03.06.2017
Shawn,
I realized something today. You don't ask me how I am. You don't ask me how I'm doing or how my weekend was or anything. You don't even ask me it after I ask you how you are... I know it's stupid, but I feel like I deserve that...
And I really miss you... It hurts seeing other couples together and wishing I could be with you... I miss holding you and you holding me. I miss when you would put your arm around me and when I would lay on you while we watched movies. I miss spending time with you and texting you and getting a response. I miss holding your hand. I miss when you would put your arms around me from behind and when I'd tilt my neck to the side and you'd kiss it. I miss staring at your face and never wanting to look at anything else ever again. I miss your laugh. I miss when I'd jump up on you and you'd hold me up.
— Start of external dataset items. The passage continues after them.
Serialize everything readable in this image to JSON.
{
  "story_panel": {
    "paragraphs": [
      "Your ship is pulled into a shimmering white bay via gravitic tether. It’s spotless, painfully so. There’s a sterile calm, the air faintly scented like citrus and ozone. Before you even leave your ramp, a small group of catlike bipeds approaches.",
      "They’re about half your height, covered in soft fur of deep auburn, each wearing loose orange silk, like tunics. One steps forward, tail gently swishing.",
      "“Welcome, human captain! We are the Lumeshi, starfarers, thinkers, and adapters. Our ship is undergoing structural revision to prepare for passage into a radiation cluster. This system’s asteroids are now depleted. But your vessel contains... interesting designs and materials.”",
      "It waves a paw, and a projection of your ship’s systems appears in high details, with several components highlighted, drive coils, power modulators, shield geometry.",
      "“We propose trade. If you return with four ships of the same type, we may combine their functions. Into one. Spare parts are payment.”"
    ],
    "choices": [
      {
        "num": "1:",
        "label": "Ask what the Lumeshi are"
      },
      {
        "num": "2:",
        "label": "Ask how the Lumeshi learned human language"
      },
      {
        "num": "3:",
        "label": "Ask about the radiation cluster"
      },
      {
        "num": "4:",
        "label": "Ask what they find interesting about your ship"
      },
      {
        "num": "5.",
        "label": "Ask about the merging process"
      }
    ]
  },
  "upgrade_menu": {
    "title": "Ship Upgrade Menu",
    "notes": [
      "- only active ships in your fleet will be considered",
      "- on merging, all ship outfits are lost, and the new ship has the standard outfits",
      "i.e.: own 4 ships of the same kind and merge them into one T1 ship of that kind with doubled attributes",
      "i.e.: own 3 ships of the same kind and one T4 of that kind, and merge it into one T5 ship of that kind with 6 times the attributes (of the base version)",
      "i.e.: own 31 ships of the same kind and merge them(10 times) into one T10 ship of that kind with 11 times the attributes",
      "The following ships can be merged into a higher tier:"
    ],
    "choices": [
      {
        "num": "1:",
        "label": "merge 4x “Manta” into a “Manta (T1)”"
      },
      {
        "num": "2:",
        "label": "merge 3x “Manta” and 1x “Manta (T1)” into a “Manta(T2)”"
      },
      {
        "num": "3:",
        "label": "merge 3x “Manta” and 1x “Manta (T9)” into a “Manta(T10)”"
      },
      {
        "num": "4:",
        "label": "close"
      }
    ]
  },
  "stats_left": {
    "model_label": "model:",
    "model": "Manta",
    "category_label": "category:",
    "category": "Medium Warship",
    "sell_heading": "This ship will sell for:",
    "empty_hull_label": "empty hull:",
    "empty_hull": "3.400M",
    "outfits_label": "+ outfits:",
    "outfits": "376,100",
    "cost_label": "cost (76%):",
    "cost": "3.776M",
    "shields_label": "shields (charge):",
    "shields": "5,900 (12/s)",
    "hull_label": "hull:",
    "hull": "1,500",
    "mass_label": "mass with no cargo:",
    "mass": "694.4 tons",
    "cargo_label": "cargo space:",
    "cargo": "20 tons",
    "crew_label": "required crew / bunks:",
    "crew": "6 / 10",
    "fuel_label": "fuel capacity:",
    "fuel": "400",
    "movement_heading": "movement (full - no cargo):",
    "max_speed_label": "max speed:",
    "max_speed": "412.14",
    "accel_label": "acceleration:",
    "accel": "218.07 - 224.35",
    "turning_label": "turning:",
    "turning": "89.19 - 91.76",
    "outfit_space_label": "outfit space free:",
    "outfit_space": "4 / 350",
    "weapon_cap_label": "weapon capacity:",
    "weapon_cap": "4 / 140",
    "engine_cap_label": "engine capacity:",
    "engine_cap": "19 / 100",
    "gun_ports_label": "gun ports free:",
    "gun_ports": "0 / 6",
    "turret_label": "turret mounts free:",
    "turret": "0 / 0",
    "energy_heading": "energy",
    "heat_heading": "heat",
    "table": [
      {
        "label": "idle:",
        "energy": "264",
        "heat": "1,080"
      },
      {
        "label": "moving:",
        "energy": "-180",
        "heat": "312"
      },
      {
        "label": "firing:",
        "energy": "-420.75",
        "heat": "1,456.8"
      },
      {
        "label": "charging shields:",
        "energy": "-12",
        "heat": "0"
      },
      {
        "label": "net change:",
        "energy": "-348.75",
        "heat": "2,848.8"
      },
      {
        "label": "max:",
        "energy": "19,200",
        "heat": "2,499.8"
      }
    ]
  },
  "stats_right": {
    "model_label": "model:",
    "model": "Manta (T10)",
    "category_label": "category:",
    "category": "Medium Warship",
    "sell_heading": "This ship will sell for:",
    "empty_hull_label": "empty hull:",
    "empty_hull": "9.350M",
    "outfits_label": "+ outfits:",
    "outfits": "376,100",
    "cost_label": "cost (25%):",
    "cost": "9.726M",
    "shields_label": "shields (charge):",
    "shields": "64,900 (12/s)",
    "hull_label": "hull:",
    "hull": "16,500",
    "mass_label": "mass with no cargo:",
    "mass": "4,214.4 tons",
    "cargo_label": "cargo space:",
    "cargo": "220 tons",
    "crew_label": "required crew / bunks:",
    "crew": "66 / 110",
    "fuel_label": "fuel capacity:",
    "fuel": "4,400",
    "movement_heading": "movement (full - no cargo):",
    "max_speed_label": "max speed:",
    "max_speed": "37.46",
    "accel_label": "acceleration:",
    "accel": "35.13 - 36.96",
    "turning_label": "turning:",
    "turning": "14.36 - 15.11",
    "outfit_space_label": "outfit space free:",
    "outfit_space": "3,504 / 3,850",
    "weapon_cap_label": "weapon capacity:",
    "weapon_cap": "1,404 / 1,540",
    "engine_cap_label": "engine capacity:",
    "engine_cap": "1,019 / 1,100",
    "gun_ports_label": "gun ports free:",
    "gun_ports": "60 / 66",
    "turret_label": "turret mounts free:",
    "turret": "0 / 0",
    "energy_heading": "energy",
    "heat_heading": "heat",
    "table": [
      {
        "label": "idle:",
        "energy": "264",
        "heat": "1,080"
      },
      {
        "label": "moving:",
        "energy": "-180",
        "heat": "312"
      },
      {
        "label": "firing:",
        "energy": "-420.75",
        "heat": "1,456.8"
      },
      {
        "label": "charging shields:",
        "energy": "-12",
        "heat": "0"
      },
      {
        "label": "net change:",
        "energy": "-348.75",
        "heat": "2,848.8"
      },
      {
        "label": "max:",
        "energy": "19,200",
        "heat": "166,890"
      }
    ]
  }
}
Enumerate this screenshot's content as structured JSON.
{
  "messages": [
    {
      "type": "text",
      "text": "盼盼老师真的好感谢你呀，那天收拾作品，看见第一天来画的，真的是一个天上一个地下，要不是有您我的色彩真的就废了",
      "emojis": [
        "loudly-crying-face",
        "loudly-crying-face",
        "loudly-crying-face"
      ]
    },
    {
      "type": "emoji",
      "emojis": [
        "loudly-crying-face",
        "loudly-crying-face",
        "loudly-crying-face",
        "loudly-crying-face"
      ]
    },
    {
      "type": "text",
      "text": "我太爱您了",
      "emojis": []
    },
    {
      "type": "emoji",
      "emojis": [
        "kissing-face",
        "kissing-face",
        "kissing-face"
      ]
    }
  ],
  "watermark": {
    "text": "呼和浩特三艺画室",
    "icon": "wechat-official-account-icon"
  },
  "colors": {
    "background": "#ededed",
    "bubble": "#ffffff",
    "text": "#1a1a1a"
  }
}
I miss falling asleep with you. I miss your snoring. I miss playing footsies with you underneath the table. I miss when you'd stare at me with wonder and tell me how beautiful I am. I miss when you felt lucky to have me. I miss getting pizza with you. I miss sitting on your lap. I miss being around you. I miss leaning on you. I miss feeling you. I miss when you would tell me you loved me first.
I'd do anything to do all this with you again, Shawn. I'd sell my soul to the devil just to be able to be like this with you again. I swear there's nothing I wouldn't give for this.